Ardythe McMaster and her husband Don, a skilled landscape painter, are both naturalists, deeply interested in trees and wildlife. Ardythe spotted the damaged tree and waited for someone to do something about it. Nothing happened, and she finally felt she had to act. She contacted the Manitoba Forestry Association and brought the tree’s plight to the attention of a local women’s club. The women quickly drew up a petition, sending it to the highways department.

The highways department, pressed by the Forestry Association’s Diane Beaven, reluctantly agreed to hire an arborist.  Roy St. Lawrence pruned the tree and finally removing the damaged wood.

Willows are resilient

Roy had some encouraging words for the women. If someone’s going to drive a truck into a tree, he said, make sure it’s a willow. Willows are resilient. They can survive a heavy knock. Roy removed some broken branches about mid-way up the canopy of the large old tree. He also took out some dead wood.
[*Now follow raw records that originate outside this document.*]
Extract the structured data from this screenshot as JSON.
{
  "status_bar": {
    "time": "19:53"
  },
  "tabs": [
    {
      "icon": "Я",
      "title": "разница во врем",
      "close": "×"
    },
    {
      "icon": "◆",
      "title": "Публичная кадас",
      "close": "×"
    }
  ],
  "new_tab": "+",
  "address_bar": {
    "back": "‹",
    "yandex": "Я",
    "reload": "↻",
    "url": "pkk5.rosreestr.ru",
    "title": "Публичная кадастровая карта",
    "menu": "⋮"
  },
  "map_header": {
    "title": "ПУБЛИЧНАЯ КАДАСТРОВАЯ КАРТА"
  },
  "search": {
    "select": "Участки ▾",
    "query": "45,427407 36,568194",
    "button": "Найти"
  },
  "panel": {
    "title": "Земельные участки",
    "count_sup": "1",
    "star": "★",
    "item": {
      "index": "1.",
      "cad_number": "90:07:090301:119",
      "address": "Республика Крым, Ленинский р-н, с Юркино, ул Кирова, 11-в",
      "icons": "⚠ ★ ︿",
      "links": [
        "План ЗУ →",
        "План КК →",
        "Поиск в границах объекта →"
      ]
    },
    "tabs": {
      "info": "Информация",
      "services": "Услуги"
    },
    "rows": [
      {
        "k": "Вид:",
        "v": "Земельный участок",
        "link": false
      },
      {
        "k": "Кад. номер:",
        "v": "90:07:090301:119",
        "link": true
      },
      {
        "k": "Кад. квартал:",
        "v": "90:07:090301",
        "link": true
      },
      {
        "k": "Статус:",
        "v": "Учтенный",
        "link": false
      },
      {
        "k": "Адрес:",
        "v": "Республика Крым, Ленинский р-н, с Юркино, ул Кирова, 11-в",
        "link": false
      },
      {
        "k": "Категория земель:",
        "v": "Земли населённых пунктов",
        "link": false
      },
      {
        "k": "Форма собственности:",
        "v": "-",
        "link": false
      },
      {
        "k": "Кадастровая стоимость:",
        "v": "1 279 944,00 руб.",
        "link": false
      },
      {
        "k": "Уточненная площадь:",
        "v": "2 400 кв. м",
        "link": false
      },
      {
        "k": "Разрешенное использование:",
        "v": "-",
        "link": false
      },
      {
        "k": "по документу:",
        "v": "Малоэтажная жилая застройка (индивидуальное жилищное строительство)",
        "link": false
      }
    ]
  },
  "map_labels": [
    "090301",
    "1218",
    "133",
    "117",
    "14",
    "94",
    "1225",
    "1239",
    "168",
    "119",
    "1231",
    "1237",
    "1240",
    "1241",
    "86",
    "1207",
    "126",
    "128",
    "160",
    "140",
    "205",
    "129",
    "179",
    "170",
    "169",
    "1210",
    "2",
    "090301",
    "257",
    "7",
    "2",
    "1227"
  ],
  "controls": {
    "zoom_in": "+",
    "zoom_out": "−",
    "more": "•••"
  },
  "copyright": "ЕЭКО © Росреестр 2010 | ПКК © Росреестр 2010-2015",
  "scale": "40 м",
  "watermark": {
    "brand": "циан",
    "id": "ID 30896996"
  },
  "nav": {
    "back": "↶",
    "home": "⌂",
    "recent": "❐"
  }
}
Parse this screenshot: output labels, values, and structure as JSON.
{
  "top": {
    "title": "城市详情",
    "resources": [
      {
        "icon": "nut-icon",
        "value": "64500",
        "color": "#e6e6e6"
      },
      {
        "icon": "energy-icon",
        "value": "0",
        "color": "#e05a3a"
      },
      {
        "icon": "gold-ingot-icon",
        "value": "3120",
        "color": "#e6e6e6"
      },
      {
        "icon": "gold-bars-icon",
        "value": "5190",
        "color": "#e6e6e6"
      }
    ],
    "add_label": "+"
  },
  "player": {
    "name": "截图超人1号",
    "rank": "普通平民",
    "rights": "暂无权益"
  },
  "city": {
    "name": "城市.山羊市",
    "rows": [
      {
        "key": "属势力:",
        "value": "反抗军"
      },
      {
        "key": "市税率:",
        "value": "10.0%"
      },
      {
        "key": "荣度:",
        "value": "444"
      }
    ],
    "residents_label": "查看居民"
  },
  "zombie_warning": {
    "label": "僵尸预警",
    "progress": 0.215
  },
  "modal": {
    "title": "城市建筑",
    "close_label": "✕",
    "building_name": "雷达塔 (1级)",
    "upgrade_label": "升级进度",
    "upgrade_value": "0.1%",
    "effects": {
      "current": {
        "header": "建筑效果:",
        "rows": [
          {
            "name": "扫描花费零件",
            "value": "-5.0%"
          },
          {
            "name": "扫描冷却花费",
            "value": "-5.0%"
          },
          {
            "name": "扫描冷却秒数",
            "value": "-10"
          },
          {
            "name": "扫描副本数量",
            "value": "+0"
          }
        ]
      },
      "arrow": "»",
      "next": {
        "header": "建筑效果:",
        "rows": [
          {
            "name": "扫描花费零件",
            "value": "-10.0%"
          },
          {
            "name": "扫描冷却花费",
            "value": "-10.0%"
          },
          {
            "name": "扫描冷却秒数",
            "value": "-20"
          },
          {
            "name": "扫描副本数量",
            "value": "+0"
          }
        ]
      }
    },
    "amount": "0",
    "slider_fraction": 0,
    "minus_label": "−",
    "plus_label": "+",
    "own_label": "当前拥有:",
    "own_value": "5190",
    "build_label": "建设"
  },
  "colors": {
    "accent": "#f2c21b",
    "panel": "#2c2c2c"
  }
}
The damage wasn’t extensive. But a huge branch that used to lean out toward the highway, seemingly poised to sweep the passing cars, now arches well overhead.

Lightning strikes

There would be one more crisis. In 2002, lightning struck the tree, stripping away bark that the elements carried right up to the Coubrough farmhouse. It broke off some small branches. Again, the wounds were soon hidden by new growth. The wet weather of the 2004 growing season brought an extra surge of green. Bold and vast and handsome you see it now as, heading westward, you round a curve in the TransCanada just west of Highway 16.

Still standing

Today, TransCanada travellers will tell you the Halfway Tree is more glorious than ever.  Coubrough, however, disputes this. He can see that the years and the mishaps have taken their toll. In the 1970s, Don says, you could stand under the tree in a rainstorm and never get wet.

The raised stretch of land where the tree stands beside the highway long ago passed into the hands of the province. Walter Smith’s family has continued to own and farm the adjacent land, raising grain and mixed crops. Great grandson Kevin, Don’s son, farms it now. But Don still proudly hoards a little pile of press clippings which hold the precious story of Manitoba’s Halfway Tree.